Just like any good, orthodox Wesleyan, “partaking” of Communion is one of God’s umbellical tubes to my heart. Just like any good, orthodox evangelical, I suckle God’s nourishment from his Word. Yet many well-meaning believers tend to herd in one ”milking” camp or the other. The “high church” is driven into the Eucharist stock yard. The “low church” attempts to ride the bucking “preacher” with his “The Word” in eight seconds to glory.
However, if you listen closely to the mooing in the background you might find a distinct low mum of satisfaction droning forth from inconspicuous golden calves. While both are meant as vehicles to experientially know God, attention is more often payed to waxing our “vehicles” in private than driving them public. Oh that many good liberals in the high church would place as high a value on the bodies and blood of the unborn, as they do on the bread and wine at the Table. Oh that many good “right wingers” would fly their passion for the Word into war zones of the “least of these” among us, landing on the Matthew 25 runway.
In reality we need all the means and avenues of grace we can get. Yet, if grace gushes into our hearts but does not flow forth into the oceans of both personal and social holiness, then our hearts become the Dead Sea. God’s grace is not meant for us alone, but for flowing in a cleansing way through us into the vile and depraved world God loves so much. In reality we need both Table and Word. Word directs us into the proper Way of God, and Table reminds us that we are to live in Holy Communi-ty with one another and with Father, Son, and Spirit.
We have our sacraments to be sure, but did you realize that Jews have a sacrament, as well. It is known as the mitzvot. The literal translation of this term is commandment, while the practical translation is keeping God’s commandments. Engaging in mitzvot ranges from keeping the fine technicalities of ceremony and ritual to generally doing good works in society. In living out their beliefs through ceremony and good works in obedience to God, they expect God to show up and change them and the world into his image. While they might not call mitzvot a sacrament, this is certainly what it is.

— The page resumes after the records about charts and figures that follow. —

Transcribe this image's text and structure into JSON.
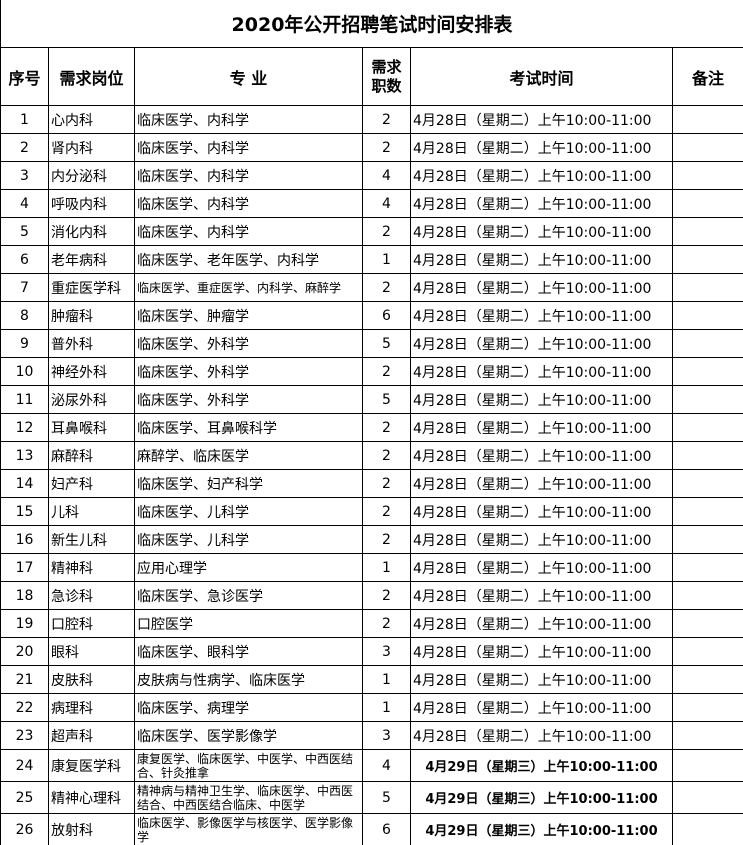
{
  "title": "2020年公开招聘笔试时间安排表",
  "headers": {
    "no": "序号",
    "position": "需求岗位",
    "major": "专 业",
    "count": "需求职数",
    "time": "考试时间",
    "note": "备注"
  },
  "rows": [
    {
      "no": "1",
      "position": "心内科",
      "major": "临床医学、内科学",
      "count": "2",
      "time": "4月28日（星期二）上午10:00-11:00"
    },
    {
      "no": "2",
      "position": "肾内科",
      "major": "临床医学、内科学",
      "count": "2",
      "time": "4月28日（星期二）上午10:00-11:00"
    },
    {
      "no": "3",
      "position": "内分泌科",
      "major": "临床医学、内科学",
      "count": "4",
      "time": "4月28日（星期二）上午10:00-11:00"
    },
    {
      "no": "4",
      "position": "呼吸内科",
      "major": "临床医学、内科学",
      "count": "4",
      "time": "4月28日（星期二）上午10:00-11:00"
    },
    {
      "no": "5",
      "position": "消化内科",
      "major": "临床医学、内科学",
      "count": "2",
      "time": "4月28日（星期二）上午10:00-11:00"
    },
    {
      "no": "6",
      "position": "老年病科",
      "major": "临床医学、老年医学、内科学",
      "count": "1",
      "time": "4月28日（星期二）上午10:00-11:00"
    },
    {
      "no": "7",
      "position": "重症医学科",
      "major": "临床医学、重症医学、内科学、麻醉学",
      "count": "2",
      "time": "4月28日（星期二）上午10:00-11:00",
      "small": true
    },
    {
      "no": "8",
      "position": "肿瘤科",
      "major": "临床医学、肿瘤学",
      "count": "6",
      "time": "4月28日（星期二）上午10:00-11:00"
    },
    {
      "no": "9",
      "position": "普外科",
      "major": "临床医学、外科学",
      "count": "5",
      "time": "4月28日（星期二）上午10:00-11:00"
    },
    {
      "no": "10",
      "position": "神经外科",
      "major": "临床医学、外科学",
      "count": "2",
      "time": "4月28日（星期二）上午10:00-11:00"
    },
    {
      "no": "11",
      "position": "泌尿外科",
      "major": "临床医学、外科学",
      "count": "5",
      "time": "4月28日（星期二）上午10:00-11:00"
    },
    {
      "no": "12",
      "position": "耳鼻喉科",
      "major": "临床医学、耳鼻喉科学",
      "count": "2",
      "time": "4月28日（星期二）上午10:00-11:00"
    },
    {
      "no": "13",
      "position": "麻醉科",
      "major": "麻醉学、临床医学",
      "count": "2",
      "time": "4月28日（星期二）上午10:00-11:00"
    },
    {
      "no": "14",
      "position": "妇产科",
      "major": "临床医学、妇产科学",
      "count": "2",
      "time": "4月28日（星期二）上午10:00-11:00"
    },
    {
      "no": "15",
      "position": "儿科",
      "major": "临床医学、儿科学",
      "count": "2",
      "time": "4月28日（星期二）上午10:00-11:00"
    },
    {
      "no": "16",
      "position": "新生儿科",
      "major": "临床医学、儿科学",
      "count": "2",
      "time": "4月28日（星期二）上午10:00-11:00"
    },
    {
      "no": "17",
      "position": "精神科",
      "major": "应用心理学",
      "count": "1",
      "time": "4月28日（星期二）上午10:00-11:00"
    },
    {
      "no": "18",
      "position": "急诊科",
      "major": "临床医学、急诊医学",
      "count": "2",
      "time": "4月28日（星期二）上午10:00-11:00"
    },
    {
      "no": "19",
      "position": "口腔科",
      "major": "口腔医学",
      "count": "2",
      "time": "4月28日（星期二）上午10:00-11:00"
    },
    {
      "no": "20",
      "position": "眼科",
      "major": "临床医学、眼科学",
      "count": "3",
      "time": "4月28日（星期二）上午10:00-11:00"
    },
    {
      "no": "21",
      "position": "皮肤科",
      "major": "皮肤病与性病学、临床医学",
      "count": "1",
      "time": "4月28日（星期二）上午10:00-11:00"
    },
    {
      "no": "22",
      "position": "病理科",
      "major": "临床医学、病理学",
      "count": "1",
      "time": "4月28日（星期二）上午10:00-11:00"
    },
    {
      "no": "23",
      "position": "超声科",
      "major": "临床医学、医学影像学",
      "count": "3",
      "time": "4月28日（星期二）上午10:00-11:00"
    },
    {
      "no": "24",
      "position": "康复医学科",
      "major": "康复医学、临床医学、中医学、中西医结合、针灸推拿",
      "count": "4",
      "time": "4月29日（星期三）上午10:00-11:00",
      "tall": true
    },
    {
      "no": "25",
      "position": "精神心理科",
      "major": "精神病与精神卫生学、临床医学、中西医结合、中西医结合临床、中医学",
      "count": "5",
      "time": "4月29日（星期三）上午10:00-11:00",
      "tall": true
    },
    {
      "no": "26",
      "position": "放射科",
      "major": "临床医学、影像医学与核医学、医学影像学",
      "count": "6",
      "time": "4月29日（星期三）上午10:00-11:00",
      "tall": true
    }
  ]
}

While I certainly will continue to embrace all “official” and unofficial sacraments in the church, especially Table and Word, in practice I will have an ultimate sacrament … the mitzvot. No, I’m not going to blow the shofar or wear little tiny hats or rock back and forth as I pray. No, I’m not converting to Judaism. Rather, Christianity, which was first known as “The Way,” has become so much deeper and so much more real for me.
With the mitzvot as a backdrop, consider this teaching of Jesus, “If you love me, you will keep my commandments” (John 15:15; ESV). Now adding the true sacramental nature of the mitzvot to this backdrop, consider the larger context of Jesus’s urging for us to practice mitzvot which are his:
Truly, truly, I say to you, whoever believes in me will also do the works that I do; and greater works than these will he do, because I am going to the Father. Whatever you ask in my name, this I will do, that the Father may be glorified in the Son. If you ask me anything in my name, I will do it. If you love me, you will keep my commandments. And I will ask the Father, and he will give you another Helper, to be with you forever, even the Spirit of truth, whome the world cannot receive, because it neither see him nor knows him. You know him, for he dwells with you and will be in you (John 14:12-17; ESV).
It is my desire to aquire grace through any means without letting the particular means of grace take on a certain golden bovine flavor. They are not worship in and of themselves, nor are they to be worshipped. Rather they are tools God uses to transform us his into his righteousness … so that we can engage in the truest of the sacraments … the Jesus-mitzvot.
I appeal to you therefore, brothers, by the mercies of God, to present your bodies as a living sacrifice, holy and acceptable to God, which is your spiritual worship (Paul, Romans 12:1; ESV).